Description of original award (Fiscal Year 2007, $200,000)
The Justice and Mental Health Collaboration Program (JMHCP), seeks to increase public safety through innovative cross-system collaboration for individuals with mental illness who come into contact with the criminal or juvenile justice systems. This program is funded through the Mentally Ill Offender Treatment and Crime Reduction Act of 2004 (MIOTCRA) (Public Law 108-414). The program is designed to increase public safety by facilitating collaboration among the criminal justice, juvenile justice, and mental health and substance abuse treatment systems to increase access to services for offenders with mental illness. Activities under this initiative encourage early intervention for 'system-involved' individuals with mental illness; provide new and existing mental health courts with various treatment options; maximize diversion opportunities for nonviolent offenders with mental illness and co-occurring disorders; promote training for justice and treatment professionals on criminal justice processes and mental health and substance abuse issues; and facilitate communication, collaboration, and the delivery of support services among justice professionals, treatment and related service providers, and governmental partners.
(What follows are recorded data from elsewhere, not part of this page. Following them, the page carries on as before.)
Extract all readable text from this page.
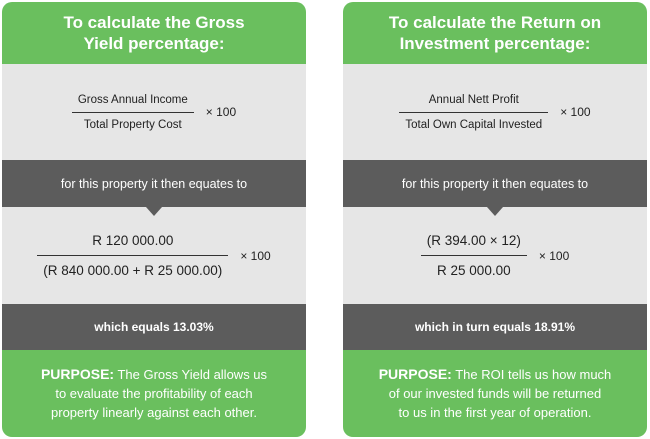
To calculate the Gross
Yield percentage:
$\frac{\text{Gross Annual Income}}{\text{Total Property Cost}} \times 100$
for this property it then equates to
$\frac{R 120 000.00}{(R 840 000.00 + R 25 000.00)} \times 100$
which equals 13.03%
PURPOSE: The Gross Yield allows us
to evaluate the profitability of each
property linearly against each other.
To calculate the Return on
Investment percentage:
$\frac{\text{Annual Nett Profit}}{\text{Total Own Capital Invested}} \times 100$
for this property it then equates to
$\frac{(R 394.00 \times 12)}{R 25 000.00} \times 100$
which in turn equals 18.91%
PURPOSE: The ROI tells us how much
of our invested funds will be returned
to us in the first year of operation.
The purpose of this project is to expand the treatment services of the established and effective deflection/diversion program that includes a mental health court tailored to the needs of the community and offenders with mental illness. This expansion will add a full-time treatment specialist in co-occurring disorders; a full-time treatment specialist in gender-based sexual abuse/trauma screening and counseling; and a part-time family psychoeducational and advocacy services specialist. The overarching goal is to break the cycle of arrest and incarceration for people who commit crimes due to their mental illness. The Community Mental Health Task Force includes more than 80 representatives from a broad spectrum of mental health and criminal justice agencies.
Achievements to date have included common mental health protocols, models for deflection and diversion, and a model Mental Health Court with the following goals: 1) increase treatment delivered to defendants with mental illness; 2) expand options available to the judiciary; 3) reduce the number of defendants with mental illness entering and moving through the Winnebago County criminal justice system; 4) reduce recidivism of defendants with mental illness in the criminal justice system; 5) increase mental health and related support services available to defendants with mental illness in Winnebago County; and 6) reduce the length and frequency of hospitalizations for defendants with mental illness.